Recently, the issue of awardability of claimed medical damages against tortfeasors has been a hot appellate topic. The California Supreme Court currently has under submission the case of Howell v. Hamilton Meats concerning medical expenses incurred yet paid to the provider in a lesser sum due to downwardly negotiated collateral medical insurance benefits. (See March 10 blog.) When it comes to future medical expenses, the question arises as to whether the expense is too speculative. (See March 31 blog and Behr v. Redmond.) These cases, of course, deal with human medical expenses. Today I will write about animal medical expense (in particular those incurred regarding a wrongfully injured pet).
In Kimes v. Grosser (filed May 31, 2011) 2011 DJDAR 7866), plaintiff’s cat Pumkin was shot with a pellet gun allegedly fired by one of the defendants, who were neighbors. Emergency surgery at a cost of $6,000 saved Pumkin’s life and an additional $30,000 was spent caring for Pumkin’s partially paralyzed condition. Plaintiff sued for these medical costs and further claimed punitive damages. Defendants succeeded on a motion in limine in the trial court to exclude any evidence of plaintiff’s expenses because Pumkin was “an adopted stray of very low economic value.” With the granting of this motion, plaintiff could not proceed resulting in judgment of dismissal.
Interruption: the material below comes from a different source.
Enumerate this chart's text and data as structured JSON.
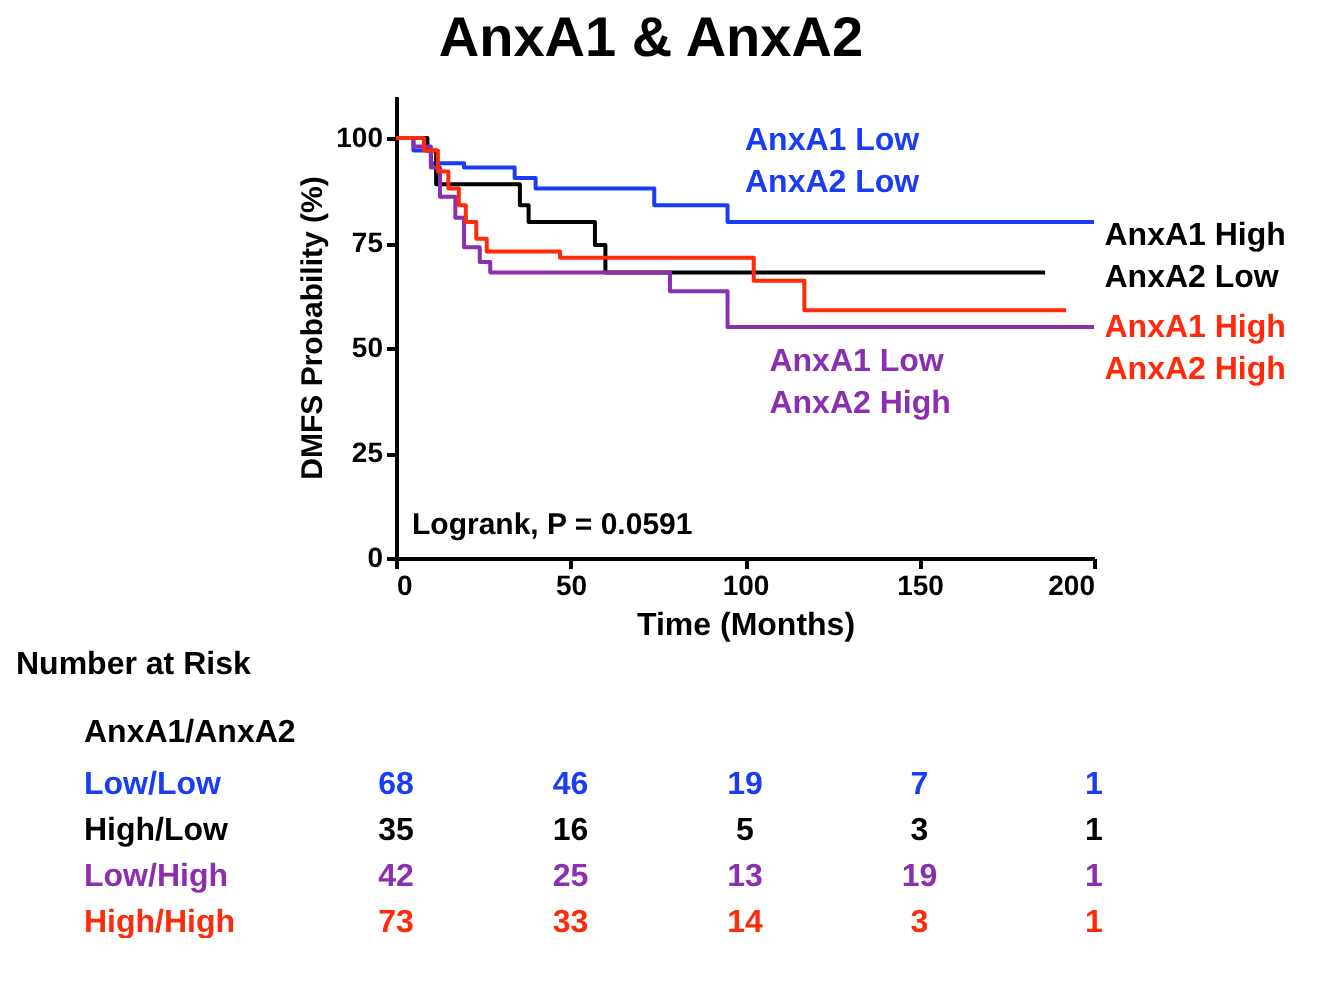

The Court of Appeal, First Appellate District, Division One, disagreed with the trial court, reversing the judgment and holding the pet owner can recover the costs of care of the pet attributable to the injury if the costs are found to be reasonable and necessary, and punitive damages if proven. While pets are considered property of their owners, the jury instruction on injury to personal property (CACI NO. 3903J) does not apply here as was argued by defendants. That capsulation of law suggests that an owner can only recover the lesser of the diminution in market value of the property and the reasonable costs of repair. Nor is this a case of the plaintiff trying to recover due to the sentimental or emotional value of the pet (in contrast to McMahon v. Craig (2009) 176 Cal.App.4th 1502). Under California Civil Code section 3355, one is entitled to value property based upon its unique economic value.
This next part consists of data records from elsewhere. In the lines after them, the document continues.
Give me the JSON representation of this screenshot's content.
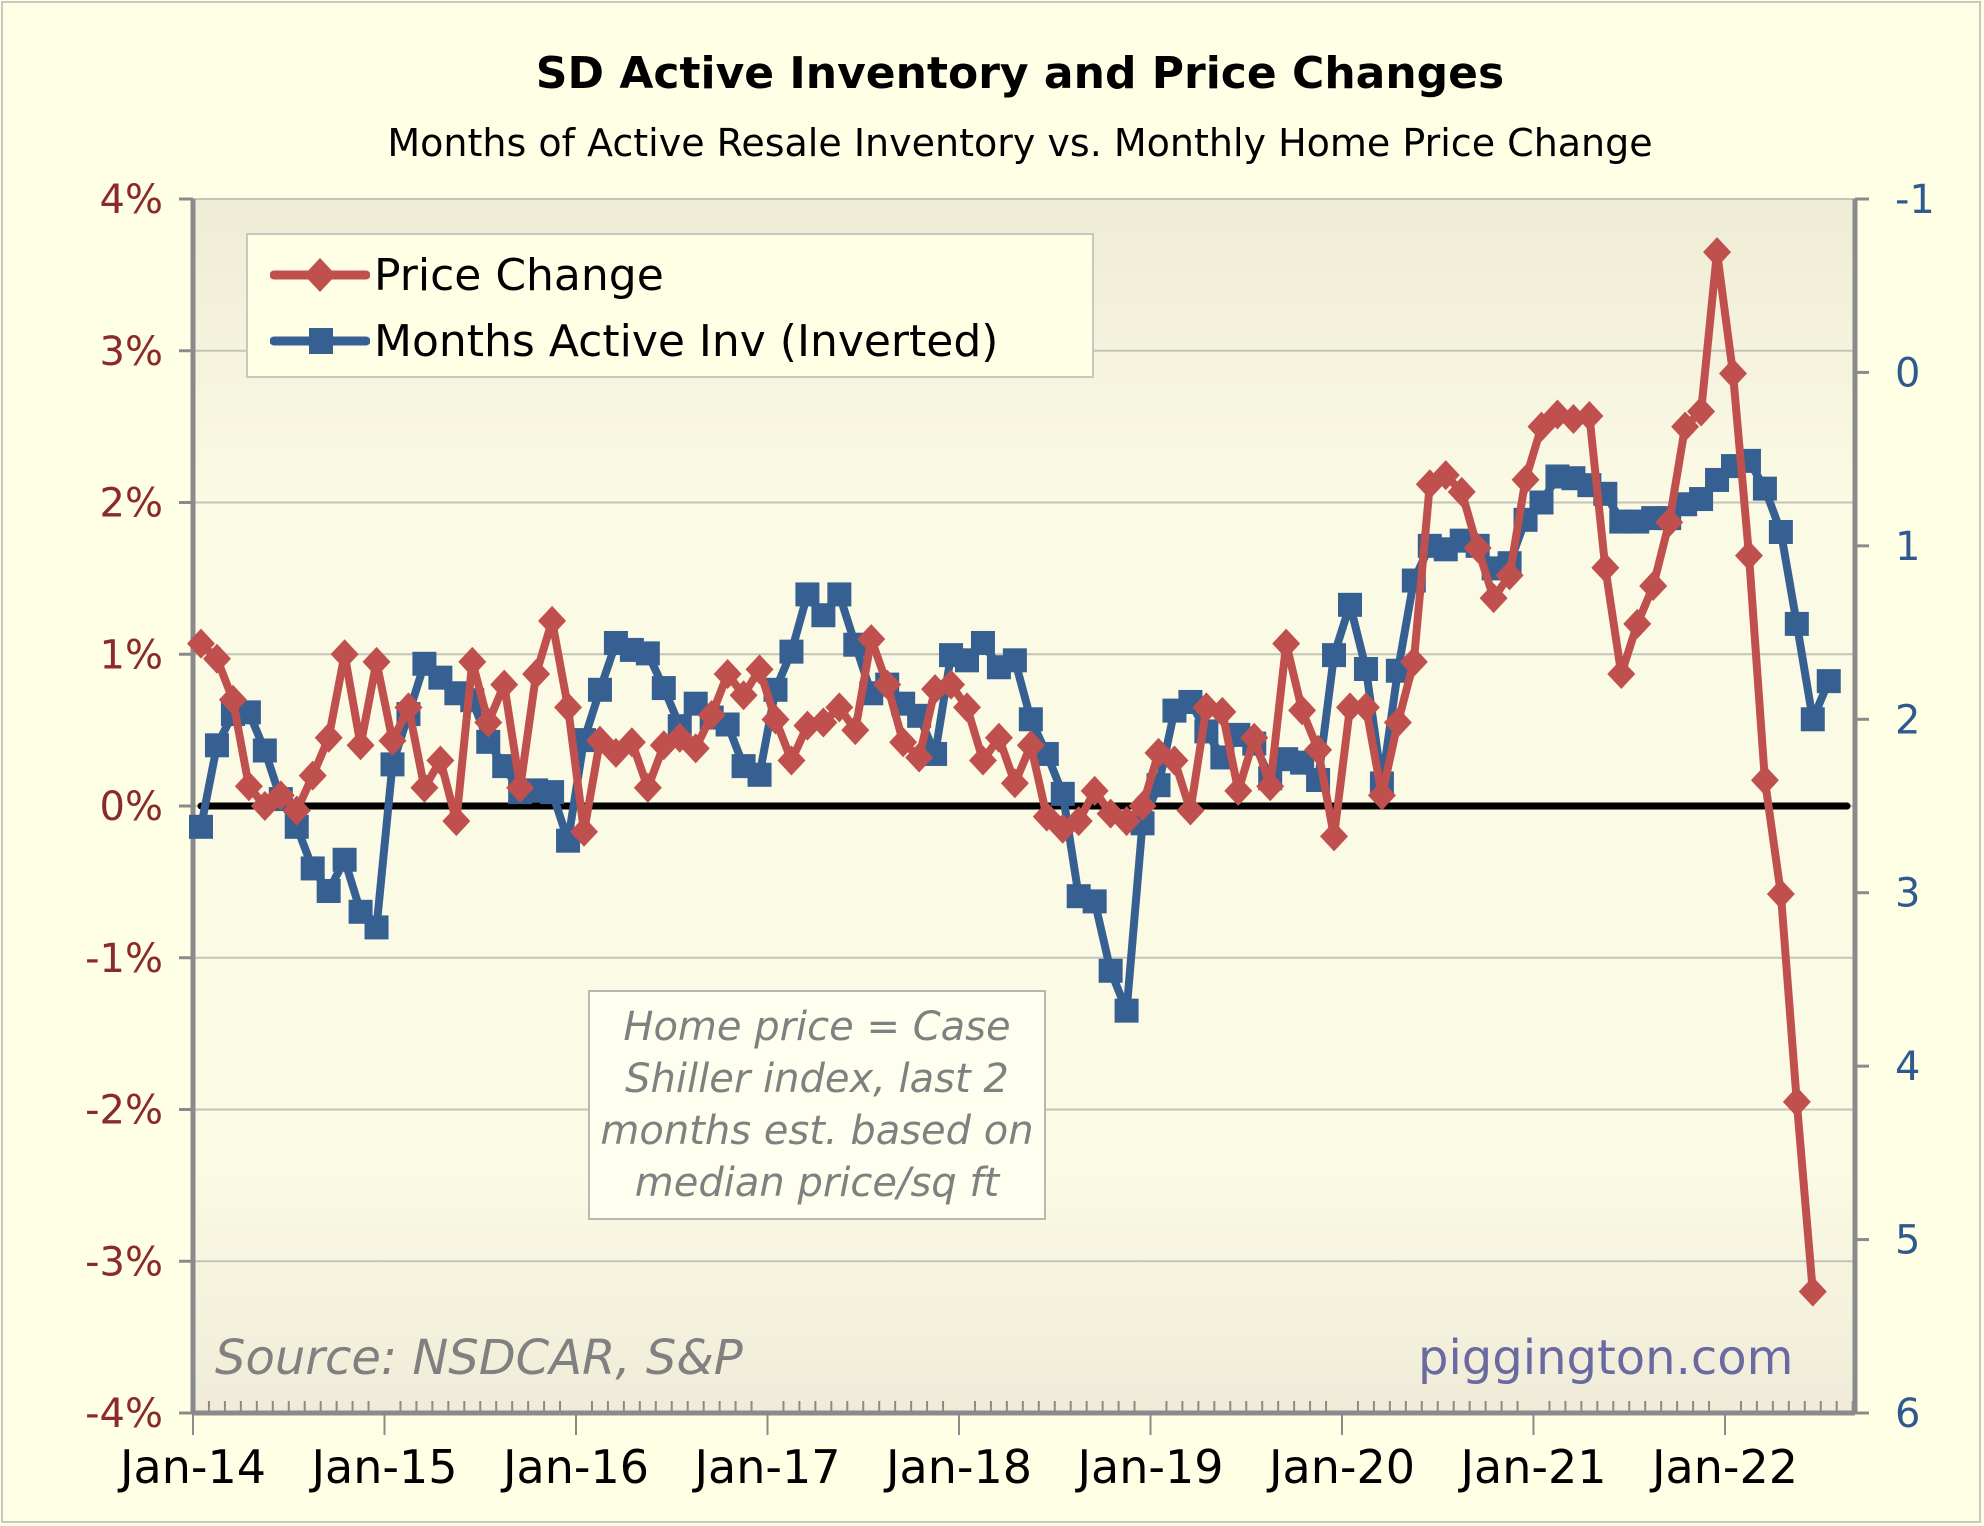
{
  "chart_data": {
    "type": "line",
    "title": "SD Active Inventory and Price Changes",
    "subtitle": "Months of Active Resale Inventory vs. Monthly Home Price Change",
    "xlabel": "",
    "ylabel_left": "",
    "ylabel_right": "",
    "x_tick_labels": [
      "Jan-14",
      "Jan-15",
      "Jan-16",
      "Jan-17",
      "Jan-18",
      "Jan-19",
      "Jan-20",
      "Jan-21",
      "Jan-22"
    ],
    "x_start": "Jan-14",
    "x_frequency": "monthly",
    "y_left": {
      "ticks": [
        "4%",
        "3%",
        "2%",
        "1%",
        "0%",
        "-1%",
        "-2%",
        "-3%",
        "-4%"
      ],
      "range": [
        -4,
        4
      ],
      "unit": "%"
    },
    "y_right": {
      "ticks": [
        "-1",
        "0",
        "1",
        "2",
        "3",
        "4",
        "5",
        "6"
      ],
      "range": [
        -1,
        6
      ],
      "inverted": true
    },
    "grid": true,
    "zero_line": 0,
    "legend_position": "top-left",
    "series": [
      {
        "name": "Price Change",
        "axis": "left",
        "color": "#c0504d",
        "marker": "diamond",
        "values": [
          1.07,
          0.97,
          0.7,
          0.13,
          0.0,
          0.07,
          -0.03,
          0.2,
          0.45,
          1.0,
          0.4,
          0.95,
          0.43,
          0.65,
          0.12,
          0.3,
          -0.1,
          0.95,
          0.55,
          0.8,
          0.12,
          0.87,
          1.22,
          0.65,
          -0.17,
          0.43,
          0.35,
          0.42,
          0.12,
          0.4,
          0.45,
          0.38,
          0.6,
          0.87,
          0.73,
          0.9,
          0.57,
          0.3,
          0.53,
          0.55,
          0.65,
          0.5,
          1.1,
          0.8,
          0.42,
          0.32,
          0.77,
          0.8,
          0.65,
          0.3,
          0.45,
          0.15,
          0.4,
          -0.07,
          -0.15,
          -0.1,
          0.1,
          -0.05,
          -0.1,
          0.0,
          0.35,
          0.3,
          -0.03,
          0.65,
          0.62,
          0.1,
          0.45,
          0.13,
          1.07,
          0.63,
          0.37,
          -0.2,
          0.65,
          0.65,
          0.07,
          0.55,
          0.95,
          2.12,
          2.18,
          2.07,
          1.7,
          1.37,
          1.52,
          2.15,
          2.5,
          2.58,
          2.55,
          2.57,
          1.57,
          0.87,
          1.2,
          1.45,
          1.87,
          2.5,
          2.6,
          3.65,
          2.85,
          1.65,
          0.17,
          -0.58,
          -1.95,
          -3.2
        ]
      },
      {
        "name": "Months Active Inv (Inverted)",
        "axis": "right",
        "color": "#376092",
        "marker": "square",
        "values": [
          2.62,
          2.15,
          1.97,
          1.96,
          2.18,
          2.46,
          2.62,
          2.86,
          2.99,
          2.81,
          3.11,
          3.2,
          2.26,
          1.97,
          1.68,
          1.76,
          1.85,
          1.89,
          2.13,
          2.27,
          2.42,
          2.41,
          2.42,
          2.7,
          2.12,
          1.83,
          1.56,
          1.6,
          1.62,
          1.82,
          2.04,
          1.91,
          1.99,
          2.03,
          2.27,
          2.32,
          1.83,
          1.61,
          1.28,
          1.4,
          1.28,
          1.57,
          1.85,
          1.8,
          1.91,
          1.98,
          2.2,
          1.63,
          1.66,
          1.56,
          1.7,
          1.66,
          2.0,
          2.2,
          2.43,
          3.02,
          3.05,
          3.45,
          3.68,
          2.6,
          2.38,
          1.95,
          1.9,
          2.07,
          2.22,
          2.09,
          2.14,
          2.34,
          2.23,
          2.25,
          2.35,
          1.63,
          1.34,
          1.71,
          2.37,
          1.72,
          1.2,
          1.0,
          1.02,
          0.97,
          1.0,
          1.13,
          1.1,
          0.85,
          0.75,
          0.6,
          0.61,
          0.65,
          0.7,
          0.86,
          0.86,
          0.84,
          0.84,
          0.76,
          0.73,
          0.62,
          0.54,
          0.51,
          0.67,
          0.92,
          1.45,
          2.0,
          1.78
        ]
      }
    ],
    "annotations": [
      "Home price = Case Shiller index, last 2 months est. based on median price/sq ft",
      "Source: NSDCAR, S&P",
      "piggington.com"
    ]
  },
  "note": {
    "lines": [
      "Home price = Case",
      "Shiller index, last 2",
      "months est. based on",
      "median price/sq ft"
    ]
  },
  "source": "Source: NSDCAR, S&P",
  "brand": "piggington.com"
}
As the appellate court puts it, “[P]laintiff is not plucking a number out of the air for the sentimental value of damaged property; he seeks to present evidence of costs incurred for Pumkin’s care and treatment by virtue of the shooting–a rational way of demonstrating a measure of damages apart from the cat’s market value.” Evidence Code section 823 is cited as a guidepost: where there is no relevant, comparable market value, the value (or maximum expense allowed here) may be determined by any method of valuation that is just and equitable.
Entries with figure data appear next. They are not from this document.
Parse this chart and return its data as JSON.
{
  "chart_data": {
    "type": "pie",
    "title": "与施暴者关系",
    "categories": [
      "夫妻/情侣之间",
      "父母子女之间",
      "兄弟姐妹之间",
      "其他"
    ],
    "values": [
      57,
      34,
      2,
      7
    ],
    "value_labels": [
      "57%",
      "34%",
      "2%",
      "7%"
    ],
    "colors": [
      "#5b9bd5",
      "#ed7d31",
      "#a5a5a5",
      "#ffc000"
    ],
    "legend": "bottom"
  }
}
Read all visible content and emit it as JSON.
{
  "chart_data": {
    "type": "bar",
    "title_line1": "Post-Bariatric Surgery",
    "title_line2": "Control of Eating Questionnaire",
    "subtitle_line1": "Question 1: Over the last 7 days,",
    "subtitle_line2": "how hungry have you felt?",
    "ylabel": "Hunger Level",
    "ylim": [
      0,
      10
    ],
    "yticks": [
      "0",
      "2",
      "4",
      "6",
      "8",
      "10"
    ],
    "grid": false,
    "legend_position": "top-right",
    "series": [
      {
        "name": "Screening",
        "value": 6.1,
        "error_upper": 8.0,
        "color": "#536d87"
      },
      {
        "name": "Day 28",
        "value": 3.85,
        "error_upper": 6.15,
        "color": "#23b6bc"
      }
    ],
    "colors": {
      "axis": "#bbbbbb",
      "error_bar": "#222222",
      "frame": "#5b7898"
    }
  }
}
The Court concludes that under Civil Code section 3333 plaintiff may present evidence of the bills incurred to save the cat’s life and is entitled to recover the reasonable and necessary costs caused by someone who wrongfully injured the cat; Plaintiff is entitled to have a jury decide this and, as well, whether punitive damages should be awarded (under Civil Code section 3340) on a showing of wilfullness.